As I have explained before, implementing a sharded consistent storage on top of trustless (master)nodes is hard. But we already have a well-known technology for this: The blockchain! Therefore, I think each masternode shard should have its own blockchain with transactions storing the contents of that shard of the DashDrive. This makes sure that writes to DashDrive are consistent, persistent and durable. Whenever a masternode is chosen to collect the masternode fee of the main chain, it broadcasts a transaction that roots the head of the blockchain of its shard into the main chain. This is a requirement to collect the masternode fee.

The masternodes need a incentive to actually add transactions to the side chain. Therefore, as on the main chain, storing data (transaction) in the DashDrive blockchain requires a fee. Mining on the sharded blockchains is done in pure PoS using the masternode's stake. The only block reward on the side chains are the storage fees which get transferred to main chain with the rooting transaction. A unfortunate side effect of this is that main chain miners will have to verify the side-chain transactions to make sure they are valid (or some selected masternode quorum could do that).

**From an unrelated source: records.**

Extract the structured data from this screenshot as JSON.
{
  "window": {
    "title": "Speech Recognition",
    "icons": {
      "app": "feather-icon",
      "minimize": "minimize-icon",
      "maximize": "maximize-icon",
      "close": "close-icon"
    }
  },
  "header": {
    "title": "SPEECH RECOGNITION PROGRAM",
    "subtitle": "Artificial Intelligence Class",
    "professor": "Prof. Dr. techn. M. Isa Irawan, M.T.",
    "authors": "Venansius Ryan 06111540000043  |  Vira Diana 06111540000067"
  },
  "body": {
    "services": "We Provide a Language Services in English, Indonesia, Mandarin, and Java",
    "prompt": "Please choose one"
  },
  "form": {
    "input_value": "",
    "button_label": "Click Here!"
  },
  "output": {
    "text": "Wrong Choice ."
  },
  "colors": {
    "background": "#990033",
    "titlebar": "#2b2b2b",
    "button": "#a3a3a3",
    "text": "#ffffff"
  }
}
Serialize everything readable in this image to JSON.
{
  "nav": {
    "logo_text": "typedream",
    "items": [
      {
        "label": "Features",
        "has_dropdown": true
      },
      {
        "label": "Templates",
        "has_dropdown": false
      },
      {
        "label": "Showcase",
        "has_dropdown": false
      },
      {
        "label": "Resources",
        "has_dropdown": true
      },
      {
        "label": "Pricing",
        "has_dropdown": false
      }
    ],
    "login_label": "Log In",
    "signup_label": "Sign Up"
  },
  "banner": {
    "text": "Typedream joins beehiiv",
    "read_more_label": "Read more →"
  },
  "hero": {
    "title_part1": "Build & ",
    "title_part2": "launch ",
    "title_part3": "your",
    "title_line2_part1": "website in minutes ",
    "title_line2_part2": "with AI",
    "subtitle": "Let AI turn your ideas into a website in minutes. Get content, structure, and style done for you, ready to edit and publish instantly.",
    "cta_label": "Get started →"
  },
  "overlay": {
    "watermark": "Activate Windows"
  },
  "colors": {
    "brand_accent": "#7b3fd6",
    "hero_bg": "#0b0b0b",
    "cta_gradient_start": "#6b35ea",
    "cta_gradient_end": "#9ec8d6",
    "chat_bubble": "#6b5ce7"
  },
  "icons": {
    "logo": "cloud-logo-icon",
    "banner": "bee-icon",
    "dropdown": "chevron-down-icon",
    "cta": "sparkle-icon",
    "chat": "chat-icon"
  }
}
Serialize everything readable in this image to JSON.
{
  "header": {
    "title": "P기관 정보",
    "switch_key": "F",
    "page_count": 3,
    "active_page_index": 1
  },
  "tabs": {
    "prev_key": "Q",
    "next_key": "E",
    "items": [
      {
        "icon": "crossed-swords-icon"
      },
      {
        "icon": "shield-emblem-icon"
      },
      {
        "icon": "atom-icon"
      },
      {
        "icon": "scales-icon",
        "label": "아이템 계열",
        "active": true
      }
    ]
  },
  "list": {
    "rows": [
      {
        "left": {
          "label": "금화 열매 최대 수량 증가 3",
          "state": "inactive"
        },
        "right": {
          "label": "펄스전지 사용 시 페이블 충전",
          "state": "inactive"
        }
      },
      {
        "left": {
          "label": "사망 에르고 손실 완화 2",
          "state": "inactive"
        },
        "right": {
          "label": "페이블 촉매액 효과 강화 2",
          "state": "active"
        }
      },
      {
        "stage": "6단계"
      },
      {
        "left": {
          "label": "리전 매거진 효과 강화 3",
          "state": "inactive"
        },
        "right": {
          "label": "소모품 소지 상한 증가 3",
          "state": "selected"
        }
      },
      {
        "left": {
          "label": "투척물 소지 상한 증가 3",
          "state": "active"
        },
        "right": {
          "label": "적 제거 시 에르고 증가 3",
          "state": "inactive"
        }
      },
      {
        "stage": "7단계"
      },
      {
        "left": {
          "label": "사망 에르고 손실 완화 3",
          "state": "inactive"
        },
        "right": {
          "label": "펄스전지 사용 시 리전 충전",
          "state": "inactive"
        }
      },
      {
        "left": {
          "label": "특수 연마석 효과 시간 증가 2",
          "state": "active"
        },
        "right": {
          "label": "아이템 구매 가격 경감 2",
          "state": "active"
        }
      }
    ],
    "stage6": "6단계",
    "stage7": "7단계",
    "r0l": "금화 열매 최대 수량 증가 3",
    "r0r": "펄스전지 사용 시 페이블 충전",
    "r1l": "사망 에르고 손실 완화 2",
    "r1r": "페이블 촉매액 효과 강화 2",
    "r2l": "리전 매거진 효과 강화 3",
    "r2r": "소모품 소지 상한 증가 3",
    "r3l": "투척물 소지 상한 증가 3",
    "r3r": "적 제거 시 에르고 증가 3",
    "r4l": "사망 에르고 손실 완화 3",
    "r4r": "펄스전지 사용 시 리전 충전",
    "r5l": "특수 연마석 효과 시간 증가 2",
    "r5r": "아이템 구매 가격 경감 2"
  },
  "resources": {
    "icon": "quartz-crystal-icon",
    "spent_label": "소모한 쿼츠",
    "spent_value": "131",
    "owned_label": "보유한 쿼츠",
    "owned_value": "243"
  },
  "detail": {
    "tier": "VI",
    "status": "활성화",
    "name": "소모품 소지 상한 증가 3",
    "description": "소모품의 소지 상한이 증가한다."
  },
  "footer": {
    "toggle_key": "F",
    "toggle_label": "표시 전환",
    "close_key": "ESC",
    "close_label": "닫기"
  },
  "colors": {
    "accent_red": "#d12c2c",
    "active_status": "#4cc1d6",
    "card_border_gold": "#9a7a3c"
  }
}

There is still the problem that someone could take over a majority of masternodes in a shard. But because the side chains are auditable and rooted in the main chain this is note so much of a problem:
- Even if a majority of the masternodes denies service, the other masternodes in the shard will still keep serving the shard's content and root new transactions. Also non-masternodes can keep track of side chains increasing the storage redundancy.
- Because side chains are rooted in the main chain it is not possible to alter the history of the side chain beyond the last rooted block even when owning a majority of the side chain masternodes.
So, the worst thing that could happen is that someone owning all masternodes of a side chain could refuse to accept new transactions. This per se does not have any benefit to the attacker unless he manages to force higher storage fees for this shard. This can be counteracted by making it easy to move one's data from one shard to another.

WDYT?
 
greensheep I think that is Evan's current strategy, i.e. a second blockchain for DashDrive data. And just for the important data like user account data and communication / relationships between accounts, basically anything Evolution needs to function internally. DashDrive will be a new core feature though not part of the Evolution side me and the other web team members are working on.